Dynamic Batching of Online Arrivals to Leverage Economies of Scale

Many settings, such as medical testing of patients in hospitals or matching riders to drivers in ride-hailing platforms, require handling arrivals over time. In such applications, it is often beneficial to group the arriving orders, samples, or requests into batches and process the larger batches rather than individual arrivals. However, waiting too long to create larger batches incurs a waiting cost for past arrivals. On the other hand, processing the arrivals too soon leads to higher processing costs by missing the economies of scale of grouping larger numbers of arrivals into larger batches. Moreover, the timing of the next arrival is often unknown, meaning that fixed-size batches or fixed wait times tend to be suboptimal. In this work, we consider the problem of finding the optimal batching schedule to minimize the average wait time plus the average processing cost under both offline and online settings. In the offline problem in which all arrival times are known a priori, we show that the optimal batching schedule can be found in polynomial time by reducing it to a shortest path problem on a weighted acyclic graph. For the online problem with unknown arrival times, we develop online algorithms that are provably competitive for a broad range of processing-cost functions. We also provide a lower bound on the competitive ratio that no online algorithm can beat. Finally, we run extensive numerical experiments on simulated and real data to demonstrate the effectiveness of our proposed algorithms against the optimal offline benchmark.
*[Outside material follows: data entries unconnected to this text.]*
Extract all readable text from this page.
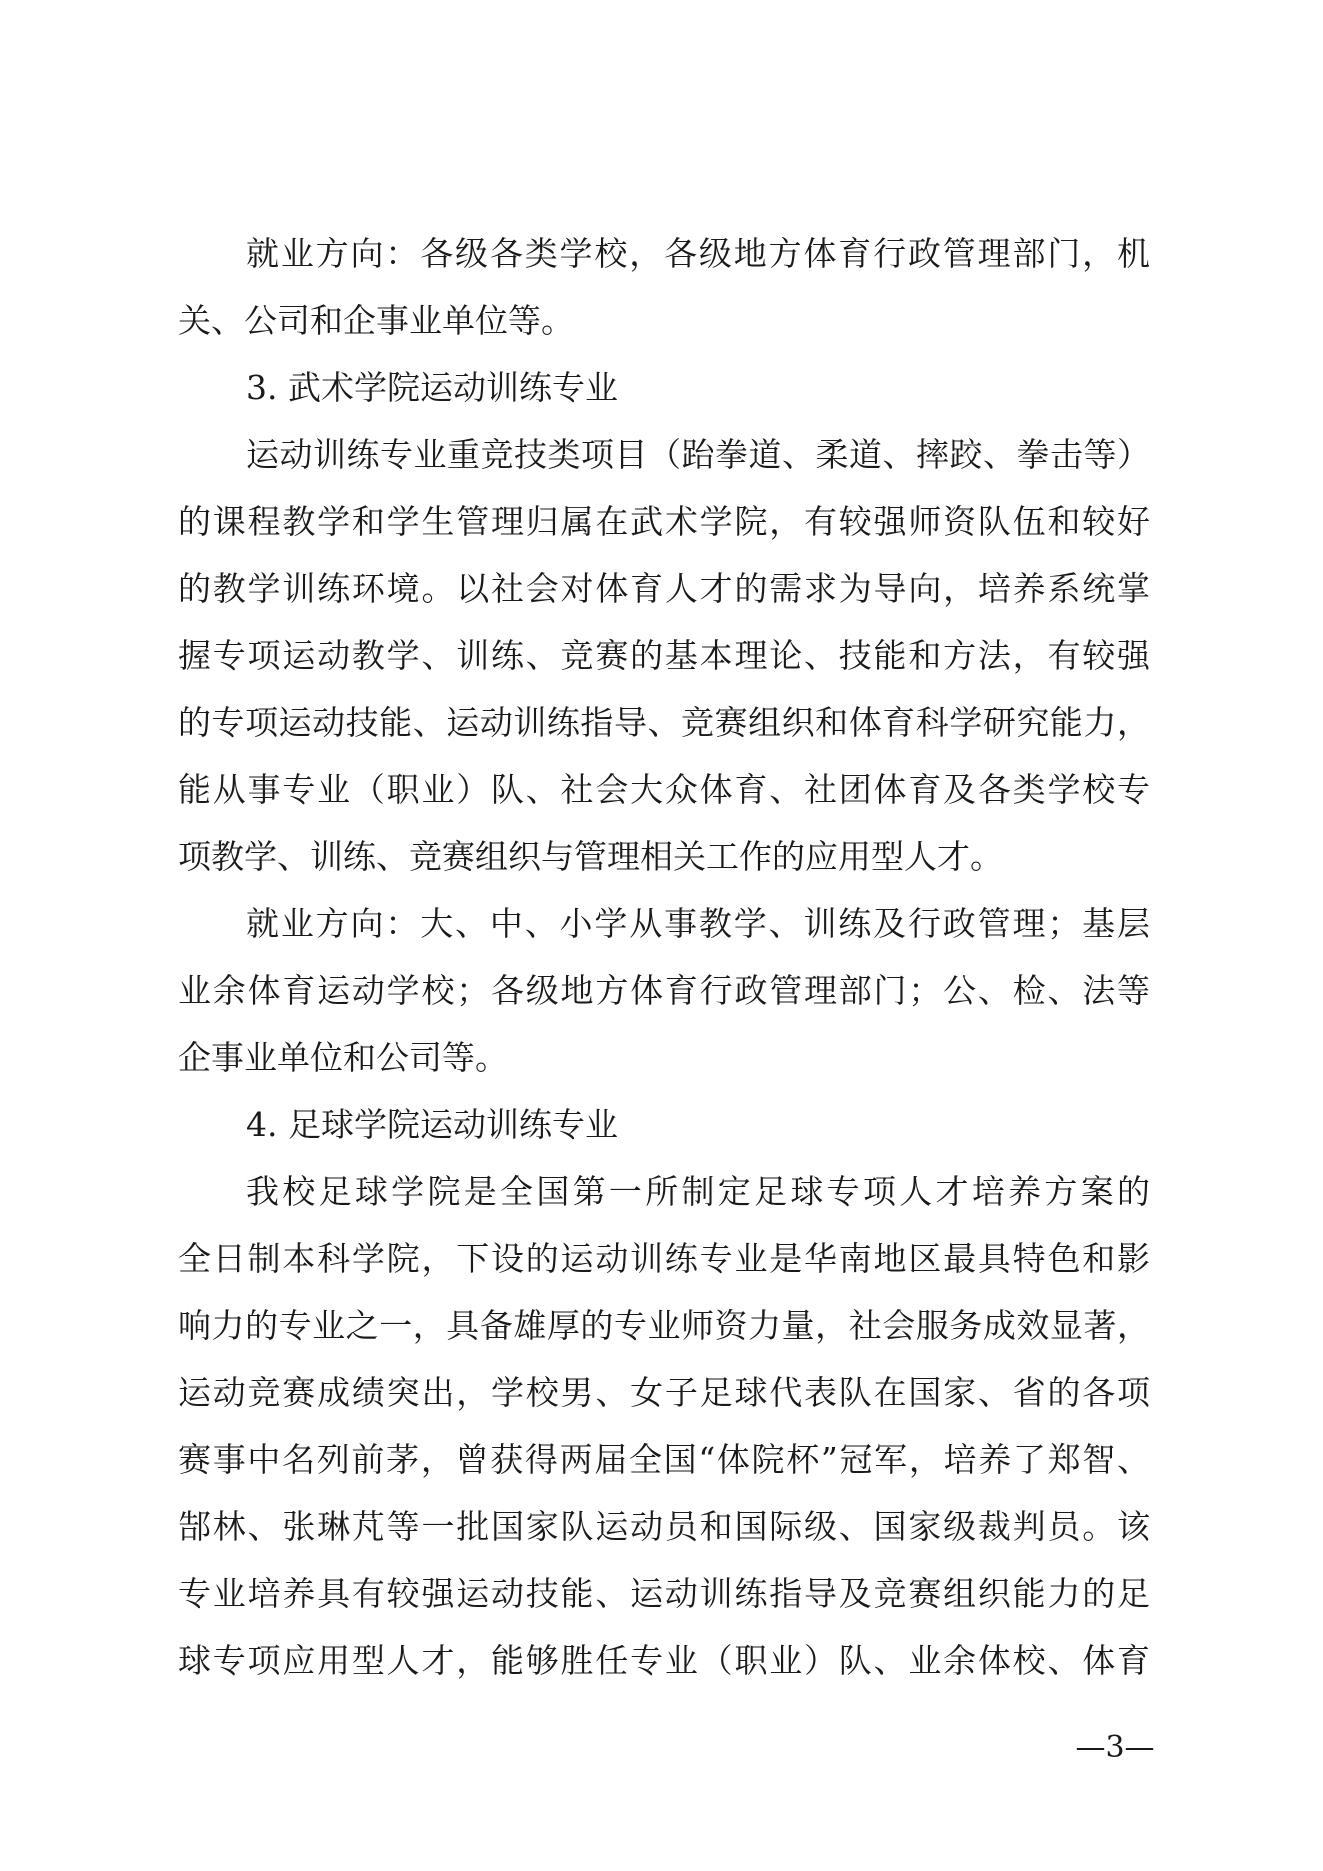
就业方向：各级各类学校，各级地方体育行政管理部门，机
关、公司和企事业单位等。
3. 武术学院运动训练专业
运动训练专业重竞技类项目（跆拳道、柔道、摔跤、拳击等）
的课程教学和学生管理归属在武术学院，有较强师资队伍和较好
的教学训练环境。以社会对体育人才的需求为导向，培养系统掌
握专项运动教学、训练、竞赛的基本理论、技能和方法，有较强
的专项运动技能、运动训练指导、竞赛组织和体育科学研究能力，
能从事专业（职业）队、社会大众体育、社团体育及各类学校专
项教学、训练、竞赛组织与管理相关工作的应用型人才。
就业方向：大、中、小学从事教学、训练及行政管理；基层
业余体育运动学校；各级地方体育行政管理部门；公、检、法等
企事业单位和公司等。
4. 足球学院运动训练专业
我校足球学院是全国第一所制定足球专项人才培养方案的
全日制本科学院，下设的运动训练专业是华南地区最具特色和影
响力的专业之一，具备雄厚的专业师资力量，社会服务成效显著，
运动竞赛成绩突出，学校男、女子足球代表队在国家、省的各项
赛事中名列前茅，曾获得两届全国“体院杯”冠军，培养了郑智、
郜林、张琳芃等一批国家队运动员和国际级、国家级裁判员。该
专业培养具有较强运动技能、运动训练指导及竞赛组织能力的足
球专项应用型人才，能够胜任专业（职业）队、业余体校、体育
—3—
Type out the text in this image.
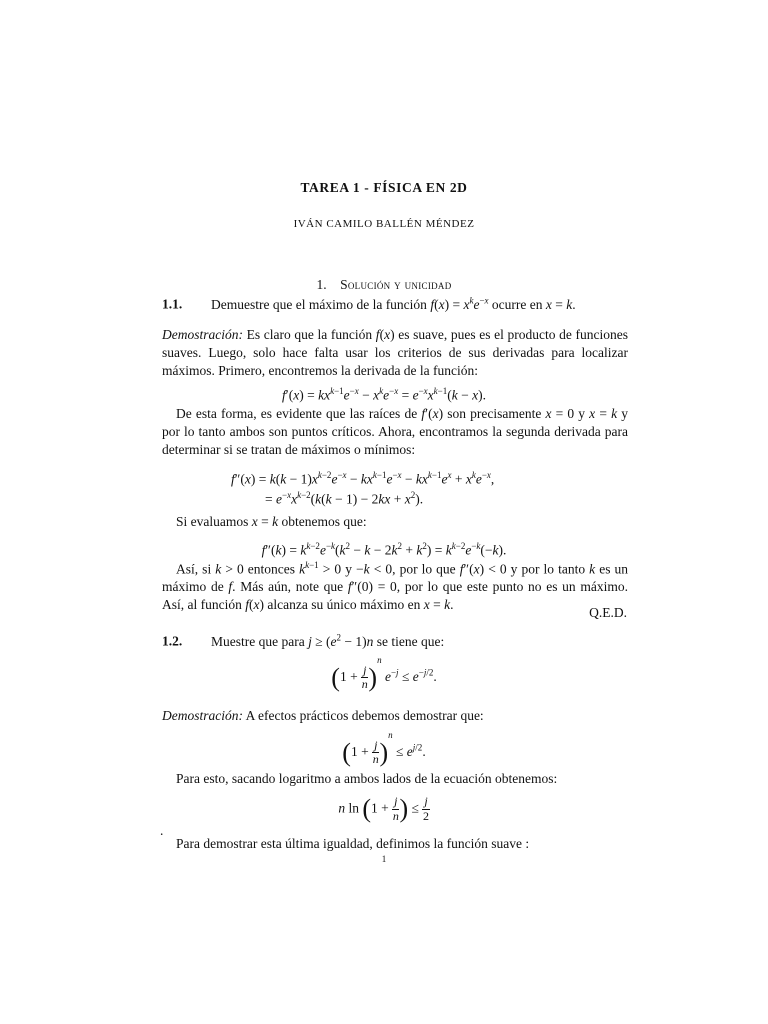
TAREA 1 - FÍSICA EN 2D
IVÁN CAMILO BALLÉN MÉNDEZ
1. Solución y unicidad
1.1. Demuestre que el máximo de la función $f(x) = x^ke^{-x}$ ocurre en x = k.
Demostración: Es claro que la función f(x) es suave, pues es el producto de funciones suaves. Luego, solo hace falta usar los criterios de sus derivadas para localizar máximos. Primero, encontremos la derivada de la función:
$f'(x) = kx^{k-1}e^{-x} - x^ke^{-x} = e^{-x}x^{k-1}(k - x)$.
De esta forma, es evidente que las raíces de f′(x) son precisamente x = 0 y x = k y por lo tanto ambos son puntos críticos. Ahora, encontramos la segunda derivada para determinar si se tratan de máximos o mínimos:
$f''(x) = k(k - 1)x^{k-2}e^{-x} - kx^{k-1}e^{-x} - kx^{k-1}e^x + x^ke^{-x}$,
= $e^{-x}x^{k-2}(k(k - 1) - 2kx + x^2)$.
Si evaluamos x = k obtenemos que:
$f''(k) = k^{k-2}e^{-k}(k^2 - k - 2k^2 + k^2) = k^{k-2}e^{-k}(-k)$.
Así, si k > 0 entonces $k^{k-1} > 0$ y −k < 0, por lo que f″(x) < 0 y por lo tanto k es un máximo de f. Más aún, note que f″(0) = 0, por lo que este punto no es un máximo. Así, al función f(x) alcanza su único máximo en x = k.
Q.E.D.
1.2. Muestre que para $j \ge (e^2 - 1)n$ se tiene que:
$(1 + \frac{j}{n} )^n$ $e^{-j} \le e^{-j/2}$.
Demostración: A efectos prácticos debemos demostrar que:
$(1 + \frac{j}{n} )^n \le e^{j/2}$.
Para esto, sacando logaritmo a ambos lados de la ecuación obtenemos:
n $\ln (1 + \frac{j}{n}$ ) ≤ $\frac{j}{2}$
.
Para demostrar esta última igualdad, definimos la función suave :
1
翻译：许多场景，例如医院中对患者的医学检测或网约车平台中司机与乘客的匹配，都需要随时间处理到达的请求。在这类应用中，将到达的订单、样本或请求分组为批次，并处理较大的批次而非单个到达通常是有益的。然而，等待过久以形成较大批次会导致之前到达产生的等待成本。另一方面，过早处理到达会因无法利用将更多到达分组为较大批次所带来的规模经济而导致更高的处理成本。此外，下一次到达的时间通常是未知的，这意味着固定大小的批次或固定的等待时间往往不是最优的。在本工作中，我们考虑在离线和在线两种设置下，寻找最优批处理调度以最小化平均等待时间与平均处理成本之和的问题。在已知所有到达时间的离线问题中，我们证明通过将其简化为加权无环图上的最短路径问题，可以在多项式时间内找到最优批处理调度。对于到达时间未知的在线问题，我们开发了在线算法，这些算法在广泛的处理成本函数下具有可证明的竞争性。我们还给出了一个竞争比的下界，表明任何在线算法都无法超越。最后，我们在模拟数据和真实数据上进行了大量数值实验，证明了我们提出的算法相对于最优离线基准的有效性。